Mi interés se centraba en descubrir lo poco que se entreveía
por la celosía que tenía la apertura por donde ellas dos hablaban. Todo
invariablemente aliñado con el susurro de fondo de sus conversaciones donde
siempre resaltaba el interés por la salud de toda mi familia, lo grande y guapa
que iba ser yo de mayor y las novedades acontecidas durante la semana en la
ciudad. Mi madre se dirigía a la abadesa con un “hermana” para arriba,
“hermana” para abajo. La abadesa hacía lo propio con un “mi querida amiga”.
Aquello cambió cuando me convencí de que no iba a descubrir
nada nuevo con la vista cuadriculada que me ofrecía la espalda de la abadesa.
Entonces comencé a centrarme más y más en sus conversaciones. Mi mente adolescente
luchaba por descifrar el laberinto lingüístico que usaban para decirse esto o
lo otro, para contarse aquello o lo de más allá. Claro que conocía a la gente
de la que hablaban: la tía Encarnación y sus rosquillas, los viejos del barrio,
los vecinos y sus quehaceres, mi padre con su humor o lo de mi hermano con su
taxi. Lo que más me sorprendía era la insistencia de mi madre para que la
abadesa saliera algún día de aquel lugar, pero ella siempre se negaba en
redondo.
Estaba totalmente emocionada con la fiesta de mi dieciséis
cumpleaños. Había acudido, entre vecinos, amigos y familiares, más gente que
nunca. Entonces sonó el timbre y mi madre fue como una exhalación a abrir la
puerta. Mis ojos no podían creer lo que estaban viendo: en pleno salón repleto
de personal apareció la abadesa con su indumentaria marrón, sus zapatos negros
y sus arrugas marca de años de clausura. Pidió que la dejaran asomarse al
balcón porque quería ver el convento desde fuera. Allí permaneció inmóvil
durante casi veinte minutos mientras un silencio espeso ocupaba el lugar del
jolgorio anterior a su entrada. Luego se acercó a mí, me regaló una medalla de
plata de la Virgen del Cántaro, que dijo ser de su madre, me deseó feliz
cumpleaños, dándome un beso por mejilla, y se fue por donde había venido.

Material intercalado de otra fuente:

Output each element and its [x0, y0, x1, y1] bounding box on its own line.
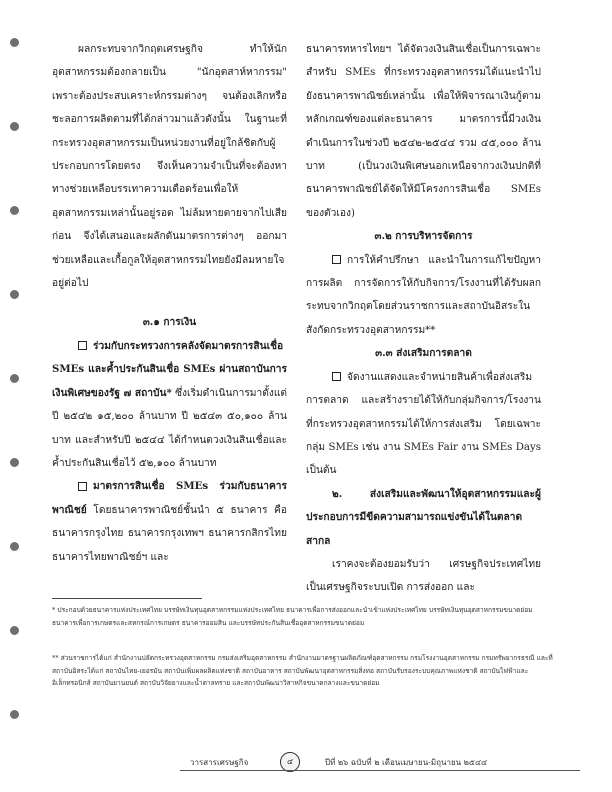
footnote-2-text: ** ส่วนราชการได้แก่ สำนักงานปลัดกระทรวงอุตสาหกรรม กรมส่งเสริมอุตสาหกรรม สำนักงานมาตรฐานผลิตภัณฑ์อุตสาหกรรม กรมโรงงานอุตสาหกรรม กรมทรัพยากรธรณี และที่สถาบันอิสระได้แก่ สถาบันไทย-เยอรมัน สถาบันเพิ่มผลผลิตแห่งชาติ สถาบันอาหาร สถาบันพัฒนาอุตสาหกรรมสิ่งทอ สถาบันรับรองระบบคุณภาพแห่งชาติ สถาบันไฟฟ้าและอิเล็กทรอนิกส์ สถาบันยานยนต์ สถาบันวิจัยยางและน้ำตาลทราย และสถาบันพัฒนาวิสาหกิจขนาดกลางและขนาดย่อม — [52, 654, 553, 688]
point-2-body: เราคงจะต้องยอมรับว่า เศรษฐกิจประเทศไทยเป็นเศรษฐกิจระบบเปิด การส่งออก และ — [306, 558, 541, 594]
point-2-heading: ๒. ส่งเสริมและพัฒนาให้อุตสาหกรรมและผู้ประกอบการมีขีดความสามารถแข่งขันได้ในตลาดสากล — [306, 487, 541, 547]
checkbox-bullet-icon — [78, 482, 87, 491]
finance-item-1-lead: ร่วมกับกระทรวงการคลังจัดมาตรการสินเชื่อ SMEs และค้ำประกันสินเชื่อ SMEs ผ่านสถาบันการเงินพิเศษของรัฐ ๗ สถาบัน* — [52, 339, 287, 399]
binder-dot — [10, 458, 19, 467]
checkbox-bullet-icon — [332, 372, 341, 381]
page-footer — [180, 752, 580, 772]
continued-paragraph: ธนาคารทหารไทยฯ ได้จัดวงเงินสินเชื่อเป็นการเฉพาะสำหรับ SMEs ที่กระทรวงอุตสาหกรรมได้แนะนำไปยังธนาคารพาณิชย์เหล่านั้น เพื่อให้พิจารณาเงินกู้ตามหลักเกณฑ์ของแต่ละธนาคาร มาตรการนี้มีวงเงินดำเนินการในช่วงปี ๒๕๔๒-๒๕๔๔ รวม ๔๕,๐๐๐ ล้านบาท (เป็นวงเงินพิเศษนอกเหนือจากวงเงินปกติที่ธนาคารพาณิชย์ได้จัดให้มีโครงการสินเชื่อ SMEs ของตัวเอง) — [306, 44, 541, 219]
section-heading-finance: ๓.๑ การเงิน — [142, 316, 197, 329]
issue-info: ปีที่ ๒๖ ฉบับที่ ๒ เดือนเมษายน-มิถุนายน ๒๕๔๔ — [325, 758, 488, 767]
footnote-divider — [52, 598, 202, 599]
intro-paragraph: ผลกระทบจากวิกฤตเศรษฐกิจ ทำให้นักอุตสาหกรรมต้องกลายเป็น "นักอุตสาห์หากรรม" เพราะต้องประสบเคราะห์กรรมต่างๆ จนต้องเลิกหรือชะลอการผลิตตามที่ได้กล่าวมาแล้วดังนั้น ในฐานะที่กระทรวงอุตสาหกรรมเป็นหน่วยงานที่อยู่ใกล้ชิดกับผู้ประกอบการโดยตรง จึงเห็นความจำเป็นที่จะต้องหาทางช่วยเหลือบรรเทาความเดือดร้อนเพื่อให้อุตสาหกรรมเหล่านั้นอยู่รอด ไม่ล้มหายตายจากไปเสียก่อน จึงได้เสนอและผลักดันมาตรการต่างๆ ออกมาช่วยเหลือและเกื้อกูลให้อุตสาหกรรมไทยยังมีลมหายใจอยู่ต่อไป — [52, 44, 287, 290]
checkbox-bullet-icon — [332, 255, 341, 264]
footnote-2 — [52, 652, 557, 690]
binder-dot — [10, 626, 19, 635]
management-item — [306, 249, 541, 343]
binder-dot — [10, 206, 19, 215]
section-heading-marketing: ๓.๓ ส่งเสริมการตลาด — [375, 347, 472, 360]
binder-dot — [10, 710, 19, 719]
finance-item-2-body: โดยธนาคารพาณิชย์ชั้นนำ ๕ ธนาคาร คือ ธนาคารกรุงไทย ธนาคารกรุงเทพฯ ธนาคารกสิกรไทย ธนาคารไทยพาณิชย์ฯ และ — [52, 504, 287, 563]
finance-item-2-lead: มาตรการสินเชื่อ SMEs ร่วมกับธนาคารพาณิชย์ — [52, 480, 287, 516]
page-number-emblem: ๔ — [280, 752, 300, 772]
section-heading-management: ๓.๒ การบริหารจัดการ — [374, 230, 473, 243]
left-column — [52, 38, 287, 569]
checkbox-bullet-icon — [78, 341, 87, 350]
journal-name: วารสารเศรษฐกิจ — [190, 758, 249, 767]
marketing-item-text: จัดงานแสดงและจำหน่ายสินค้าเพื่อส่งเสริมการตลาด และสร้างรายได้ให้กับกลุ่มกิจการ/โรงงาน ที่กระทรวงอุตสาหกรรมได้ให้การส่งเสริม โดยเฉพาะกลุ่ม SMEs เช่น งาน SMEs Fair งาน SMEs Days เป็นต้น — [306, 371, 541, 477]
management-item-text: การให้คำปรึกษา และนำในการแก้ไขปัญหาการผลิต การจัดการให้กับกิจการ/โรงงานที่ได้รับผลกระทบจากวิกฤตโดยส่วนราชการและสถาบันอิสระในสังกัดกระทรวงอุตสาหกรรม** — [306, 254, 541, 336]
binder-dot — [10, 374, 19, 383]
binder-dot — [10, 38, 19, 47]
finance-item-1 — [52, 335, 287, 475]
marketing-item — [306, 366, 541, 483]
binder-dot — [10, 122, 19, 131]
finance-item-2 — [52, 475, 287, 569]
footnote-1 — [52, 604, 557, 629]
binder-dots — [10, 0, 24, 792]
right-column — [306, 38, 541, 600]
finance-item-1-body: ซึ่งเริ่มดำเนินการมาตั้งแต่ปี ๒๕๔๒ ๑๕,๒๐๐ ล้านบาท ปี ๒๕๔๓ ๕๐,๑๐๐ ล้านบาท และสำหรับปี ๒๕๔๔ ได้กำหนดวงเงินสินเชื่อและค้ำประกันสินเชื่อไว้ ๕๒,๑๐๐ ล้านบาท — [52, 387, 287, 469]
footer-rule — [180, 770, 580, 771]
binder-dot — [10, 290, 19, 299]
binder-dot — [10, 542, 19, 551]
footnote-1-text: * ประกอบด้วยธนาคารแห่งประเทศไทย บรรษัทเงินทุนอุตสาหกรรมแห่งประเทศไทย ธนาคารเพื่อการส่งออกและนำเข้าแห่งประเทศไทย บรรษัทเงินทุนอุตสาหกรรมขนาดย่อม ธนาคารเพื่อการเกษตรและสหกรณ์การเกษตร ธนาคารออมสิน และบรรษัทประกันสินเชื่ออุตสาหกรรมขนาดย่อม — [52, 606, 533, 627]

Mi madre continuó con sus visitas dominicales al convento. Yo
dejé de hacerlo cuando leí los nombres del reverso de la medalla: “Rosa,
Encarnación y Benita”. Sin ser católica, llevo siempre puesta la joya que me
regaló. Es el amuleto que mejor me ha protegido en todos mis viajes, personales
y geográficos. Viajes que jamás se podrán comparar con el corto trayecto que
ella hizo desde el convento hasta mi casa.